Bei der „Übergewinnsteuer“ müsste man mir erst mal erklären, was „Übergewinn“ denn nun sein soll, denn das Steuerrecht kennt im Grunde nur den Gewinn. Darüber hinaus stünde die Frage im Raum, wo man denn da anfängt und wo man aufhört. Denn dann müsste man nicht nur die bösen, bösen Mineralölkonzerne betrachten, sondern mit der Photovoltaik oder Firmen wie BionTech genau so verfahren. Und ich kann mir nicht vorstellen, dass das der Sinn der Veranstaltung sein sollte.
Was den Allgemeinheitsanteil angeht: Das würde ja bedeuten, dass Menschen für Konsum belohnt würden!? Und im Falle von steigendem Konsum und einem damit einhergehenden steigenden Allgemeinheitsanteil würden sie stärker belohnt? Und die, die viel konsumieren, einfach, weil sie es können, profitieren dann mehr davon als die, deren Konsum lediglich im Erwerb von Lebensmitteln besteht bzw. bestehen kann?

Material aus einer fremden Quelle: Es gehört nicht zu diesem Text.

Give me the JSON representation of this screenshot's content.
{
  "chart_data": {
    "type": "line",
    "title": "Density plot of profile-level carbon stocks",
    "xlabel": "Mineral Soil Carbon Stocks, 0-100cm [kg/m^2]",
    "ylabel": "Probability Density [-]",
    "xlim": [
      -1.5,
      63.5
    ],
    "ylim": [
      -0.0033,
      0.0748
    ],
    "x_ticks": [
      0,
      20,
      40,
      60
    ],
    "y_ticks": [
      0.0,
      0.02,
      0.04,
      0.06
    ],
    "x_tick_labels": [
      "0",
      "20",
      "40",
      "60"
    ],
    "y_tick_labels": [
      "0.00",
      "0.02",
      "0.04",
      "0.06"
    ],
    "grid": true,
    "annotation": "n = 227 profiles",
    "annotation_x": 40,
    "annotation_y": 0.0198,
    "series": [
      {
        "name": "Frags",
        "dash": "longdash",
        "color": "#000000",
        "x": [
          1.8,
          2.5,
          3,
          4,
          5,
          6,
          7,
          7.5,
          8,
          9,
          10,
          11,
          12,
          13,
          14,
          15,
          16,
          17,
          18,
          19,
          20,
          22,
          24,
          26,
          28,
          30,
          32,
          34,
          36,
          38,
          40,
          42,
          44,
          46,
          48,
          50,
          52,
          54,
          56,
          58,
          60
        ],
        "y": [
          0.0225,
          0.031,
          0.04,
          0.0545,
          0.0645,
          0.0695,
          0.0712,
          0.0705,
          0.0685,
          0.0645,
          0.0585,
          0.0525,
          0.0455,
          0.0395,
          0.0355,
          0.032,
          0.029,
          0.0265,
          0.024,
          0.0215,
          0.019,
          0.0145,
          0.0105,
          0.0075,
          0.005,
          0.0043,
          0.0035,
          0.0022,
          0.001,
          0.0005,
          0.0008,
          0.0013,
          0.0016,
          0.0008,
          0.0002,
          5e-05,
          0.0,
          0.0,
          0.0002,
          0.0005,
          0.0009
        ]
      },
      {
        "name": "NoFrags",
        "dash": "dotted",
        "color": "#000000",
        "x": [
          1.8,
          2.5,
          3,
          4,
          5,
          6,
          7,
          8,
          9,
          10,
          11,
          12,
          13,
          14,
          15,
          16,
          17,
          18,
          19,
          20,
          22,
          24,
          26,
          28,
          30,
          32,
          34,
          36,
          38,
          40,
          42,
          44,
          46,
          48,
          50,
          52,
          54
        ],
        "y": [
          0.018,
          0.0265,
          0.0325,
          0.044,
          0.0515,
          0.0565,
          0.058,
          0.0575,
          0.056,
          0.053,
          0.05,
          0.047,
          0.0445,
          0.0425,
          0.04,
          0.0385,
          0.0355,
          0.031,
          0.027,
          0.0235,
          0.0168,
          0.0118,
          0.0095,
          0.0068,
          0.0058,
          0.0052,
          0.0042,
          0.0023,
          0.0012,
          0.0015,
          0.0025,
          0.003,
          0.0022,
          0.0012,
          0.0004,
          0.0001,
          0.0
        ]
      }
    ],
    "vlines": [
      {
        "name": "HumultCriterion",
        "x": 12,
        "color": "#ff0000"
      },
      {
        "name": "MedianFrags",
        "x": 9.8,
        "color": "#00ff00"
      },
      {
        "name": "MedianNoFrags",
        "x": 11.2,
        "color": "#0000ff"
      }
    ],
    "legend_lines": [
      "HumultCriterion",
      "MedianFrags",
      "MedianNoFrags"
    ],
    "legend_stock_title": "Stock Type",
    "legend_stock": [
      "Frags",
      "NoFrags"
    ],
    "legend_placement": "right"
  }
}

Ich würde mir als Ansatz einfach wieder so etwas wie die Einführung eines allgemein verpflichtenden Zivildienstes wünschen. Den kann man dann meinetwegen auch etwas breiter fassen als das früher der Fall war. Man könnte seinen Dienst also meinetwegen als Hilfskraft auf dem Bauernhof ebenso absolvieren wie in der Garderobe eines Theaters, am Beckenrand eines Freibades oder an der Kasse eines Kinos.
In meiner eigenen kleinen Märchenwelt voller Feen, Elfen und Eskimos würde das zu einem stärkeren Bewusstsein für das große Ganze führen als andere Vorschläge …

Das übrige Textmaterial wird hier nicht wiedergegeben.